When Internet Blocking Fails
An internet not coming to a computer near you …
CCP gets more paranoid than usual around June 4 of every year, particularly those years a multiple of five from 1989. This year is 30 years since the Tian’anmen massacre.
I was in Chicago around June 4 of 2009, but I made the 2014 anniversary. Internet blocking began early in May. Every foreigner in China gets accustomed to internet and social media blocking, but in 2014 the online ban was nearly total. It was a lesson in how particular the censorship could be. You know, it’s China – it’s complicated.
At my school in Hangzhou, there were two internet services for students – one for Chinese, one for foreigners. I got the foreign service, since I was living in the foreign faculty housing. This was post-google ban in China, so it was expected that gmail would not go through. Surprisingly, I could receive gmail, but could not respond to a gmail address, whether I used my own gmail or another server. My principal means of communicating with students outside the classroom – for homework, paper information, changes in class scheduling – was via email. My Chinese students could receive my emails from my aol account. Some of my foreign students who lived off-campus, outside of the school server, could not. When students told me they had not received my emails, at first I put that down to normal attempts to get around responsibility. I was wrong. My students could not receive my emails, and I could not receive theirs.
Herein lies the lesson about blocking particularity. Blocking could be done, is done, at any of several different levels – national, provincial, city, district or individual school. The flow of information could be turned on or off like a hose, and could be titrated to whatever level was desired. In 2014, I could send some emails – but one email might take four or six hours to send.
In 2015, one of my computers was blocked completely in Hangzhou – no internet access whatsoever, for a period of about six months. The same computer, taken to Wuhan, still had no access; but another computer of mine did work in Wuhan. The blocking was targeted at me – or at least, at the computer I always used.
I was more than a little incensed about the blocking at my school. Student contacts were completely disrupted, even more than usual. In class, I began telling students when I had sent an email, and asked the foreign students to tell each other about my emails, so that they might be able to send to each other. Sometimes, that worked.
Communication with students outside of the classroom was nearly impossible. This was made more ridiculous by the selectivity of the blocking – students living on campus had worse internet service than those living off campus. Sometimes. And vice versa.

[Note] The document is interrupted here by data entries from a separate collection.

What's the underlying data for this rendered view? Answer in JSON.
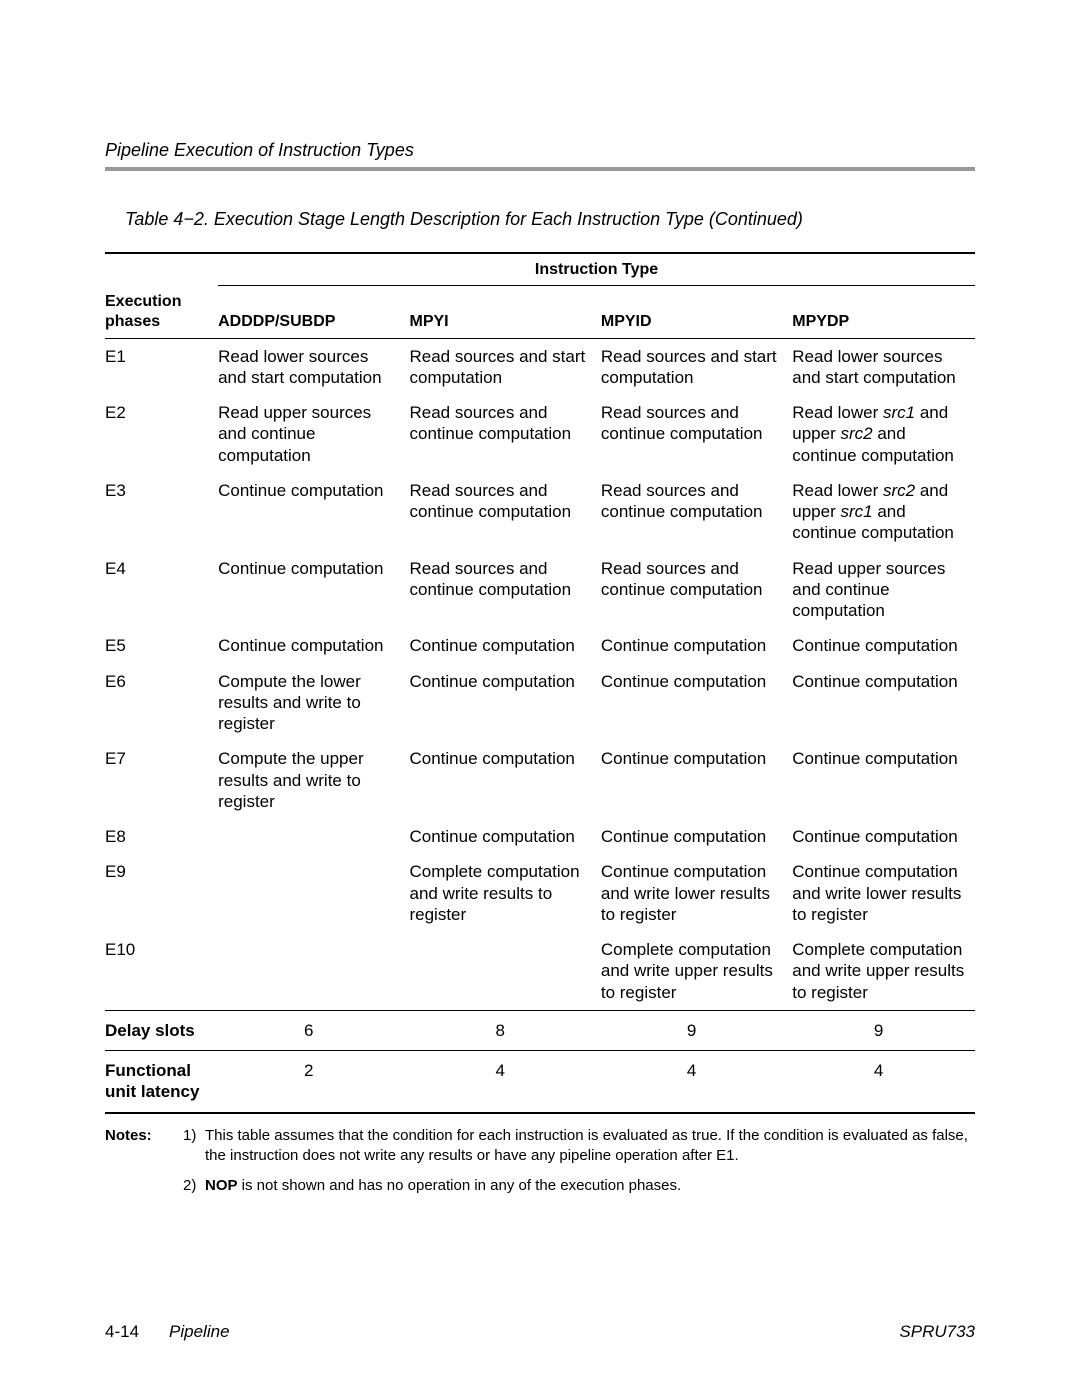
{
  "section_header": "Pipeline Execution of Instruction Types",
  "table": {
    "caption": "Table 4−2. Execution Stage Length Description for Each Instruction Type (Continued)",
    "group_header": "Instruction Type",
    "col_headers": {
      "phase": "Execution phases",
      "c1": "ADDDP/SUBDP",
      "c2": "MPYI",
      "c3": "MPYID",
      "c4": "MPYDP"
    },
    "col_widths": [
      "13%",
      "22%",
      "22%",
      "22%",
      "21%"
    ],
    "rows": [
      {
        "phase": "E1",
        "c1": "Read lower sources and start computation",
        "c2": "Read sources and start computation",
        "c3": "Read sources and start computation",
        "c4": "Read lower sources and start computation"
      },
      {
        "phase": "E2",
        "c1": "Read upper sources and continue computation",
        "c2": "Read sources and continue computation",
        "c3": "Read sources and continue computation",
        "c4_html": "Read lower <span class='i'>src1</span> and upper <span class='i'>src2</span> and continue computation"
      },
      {
        "phase": "E3",
        "c1": "Continue computation",
        "c2": "Read sources and continue computation",
        "c3": "Read sources and continue computation",
        "c4_html": "Read lower <span class='i'>src2</span> and upper <span class='i'>src1</span> and continue computation"
      },
      {
        "phase": "E4",
        "c1": "Continue computation",
        "c2": "Read sources and continue computation",
        "c3": "Read sources and continue computation",
        "c4": "Read upper sources and continue computation"
      },
      {
        "phase": "E5",
        "c1": "Continue computation",
        "c2": "Continue computation",
        "c3": "Continue computation",
        "c4": "Continue computation"
      },
      {
        "phase": "E6",
        "c1": "Compute the lower results and write to register",
        "c2": "Continue computation",
        "c3": "Continue computation",
        "c4": "Continue computation"
      },
      {
        "phase": "E7",
        "c1": "Compute the upper results and write to register",
        "c2": "Continue computation",
        "c3": "Continue computation",
        "c4": "Continue computation"
      },
      {
        "phase": "E8",
        "c1": "",
        "c2": "Continue computation",
        "c3": "Continue computation",
        "c4": "Continue computation"
      },
      {
        "phase": "E9",
        "c1": "",
        "c2": "Complete computa­tion and write results to register",
        "c3": "Continue computation and write lower results to register",
        "c4": "Continue computation and write lower results to register"
      },
      {
        "phase": "E10",
        "c1": "",
        "c2": "",
        "c3": "Complete computa­tion and write upper results to register",
        "c4": "Complete computa­tion and write upper results to register"
      }
    ],
    "summary": [
      {
        "label": "Delay slots",
        "c1": "6",
        "c2": "8",
        "c3": "9",
        "c4": "9"
      },
      {
        "label": "Functional unit latency",
        "c1": "2",
        "c2": "4",
        "c3": "4",
        "c4": "4"
      }
    ]
  },
  "notes": {
    "label": "Notes:",
    "items": [
      {
        "num": "1)",
        "text": "This table assumes that the condition for each instruction is evaluated as true. If the condition is evaluated as false, the instruction does not write any results or have any pipeline operation after E1."
      },
      {
        "num": "2)",
        "html": "<span class='b'>NOP</span> is not shown and has no operation in any of the execution phases."
      }
    ]
  },
  "footer": {
    "page_num": "4-14",
    "chapter": "Pipeline",
    "doc_id": "SPRU733"
  }
}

The 2014 internet massacre was actually the second major interruption since 2009. In late 2012, there were similar problems – emails that never got through – without any notice, emails that took many hours to send. That was the time of the Bloomberg and the New York Times exposing the billions of dollars in family wealth accumulated by sons and family of Xi Jinping and Wen Jiabao, and CCP thought those exposès a bit … unseemly. It was at this time that google was completely blocked from China – search, email to and from.
In my case, it was not only being unable to communicate with students. I had business to conduct in Chicago, which was made impossible. Checks could not get written. Blocking was not just google, but any search, any email.
Not to sugarcoat it, but I voiced my discontent. I complained. Like voting – early and often.
The international office of our university was the natural place to go. One of my Chinese government students from Chicago was the deputy leader (second only to the party leader) and she was generally sympathetic to my occasional foreign demands. After a couple of weeks of no service, I went to her office on a Tuesday morning. The excuses were pathetic – there were problems with the whole school internet server (the Chinese students had no problem). Ok. Then, just a problem for foreign internet servers in China. So why was this not a problem all over China? Then, the apologies – “I have been told it will be fixed by next Monday.” This, of course, on a Tuesday. There were five or six successive Tuesdays with this promise.
Since this was clearly a problem only at our university, I suggested some remedies. My favorite was a big, gross remedy that indicated how stupid the whole business was. The Chinese students had no problems. The school administration people had no problems. Apparently, the rest of China had no problems. A residential development about 500 meters away on the other side of some small hills had no internet access problems.
I volunteered. Ok, if this is so difficult for you to solve internally, give me 500 meters of category 5 cable, and we can string a wire from the adjacent residential development with service to the foreign faculty building. Right over the hills, bushes and all. Lay cable on the ground. Would take two guys a few hours. Inelegant, but solved.
The blocking was a problem for all the foreign faculty and the foreign students. But I was teaching major courses, not language courses, so I was more or less a leader of the foreign faculty. Sometimes leadership demands bold action.
I demanded a meeting with the university president. I pointed out that the school was really banking on a large increase in the foreign student population. I was more or less the face of the foreign presence at the school, and if I could not get internet access, all those foreign students in Germany, Indonesia, the –stans, and Africa would hear about the problems someway when I finally could get access. In any case, the blocking was a violation of my contract with the school, that internet access would be available.
After six weeks of promises about next Monday, mirabile dictu, after my meeting with the university president on a Friday, access was restored by next Monday morning.
Worked pretty well, too. Guanxi and a credible threat works wonders.